Jeremy Joseph Drake, 41, also was ordered by U.S. District Judge Christina A. Snyder to pay $1.2 million in restitution and serve three years of supervised release following his 30-month prison term. He was allowed to self surrender on July 19.

Drake robbed the couple — identified only as “Mr. and Mrs. S” in documents filed in Los Angeles federal court — by deceiving them about the investment advisory fees they were paying. Drake went to elaborate lengths to conceal his fraud, including creating and sending false documents and masquerading as another person to corroborate his lies.

The deception led his clients to pay $1.2 million more in management fees than they knew. As a result, Drake personally received about $900,000 of incentive-based compensation based on the fees paid by the clients during the course of his scheme, according to federal authorities.

“I think it’s a serious crime,” Snyder told a courtroom crowded with family, friends and victims of the defendant.

Snyder rejected defense attorney Lynn Neils’ efforts to persuade the judge to order probation instead of prison.

“Yes, he lied and he shouldn’t have,” Neils said, telling the judge that her client is “a good man who made some bad mistakes.”

Drake pleaded guilty last year to a federal wire fraud charge. While employed by Los Angeles-based HCR Wealth Advisors, he over-billed the victims for more than three years by telling the couple that they were paying a special “VIP” management rate of 15-to-20 basis points on their $35 million in assets when he was charging over 1 percent.
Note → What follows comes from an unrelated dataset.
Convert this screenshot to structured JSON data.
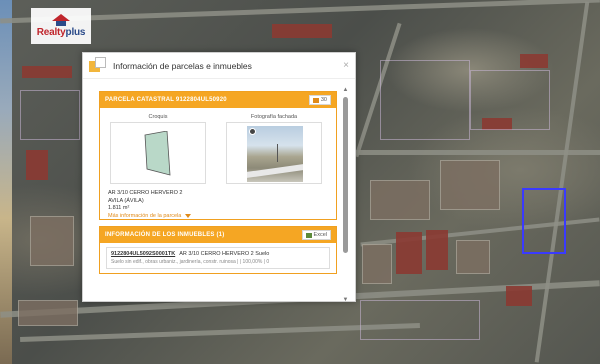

In June 2016, as the wife demanded an explanation about the fees, Drake created the persona of “Ron Stenson,” who purportedly corroborated Drake’s story. Upon discovery, Drake admitted to the woman that he had been lying and warned her that reporting his misconduct could result in bad publicity for her husband, court papers show.

A representative of the victims declined to address the court.

In a lengthy statement, Drake apologized for his actions, admitting that greed and fear that he could lose his clients were motivating factors for the fraud.

“I am completely ashamed that I lied to my clients and breached their trust,” he said.

The U.S. Securities and Exchange Commission sued Drake in August 2017, accusing him of violating the anti-fraud provisions of the Investment Advisers Act of 1940. According to the complaint, the couple entrusted over $35 million of their assets to Drake to manage.

Last year, Drake agreed to a consent judgment with the SEC, admitting that he defrauded the victims out of $1.2 million.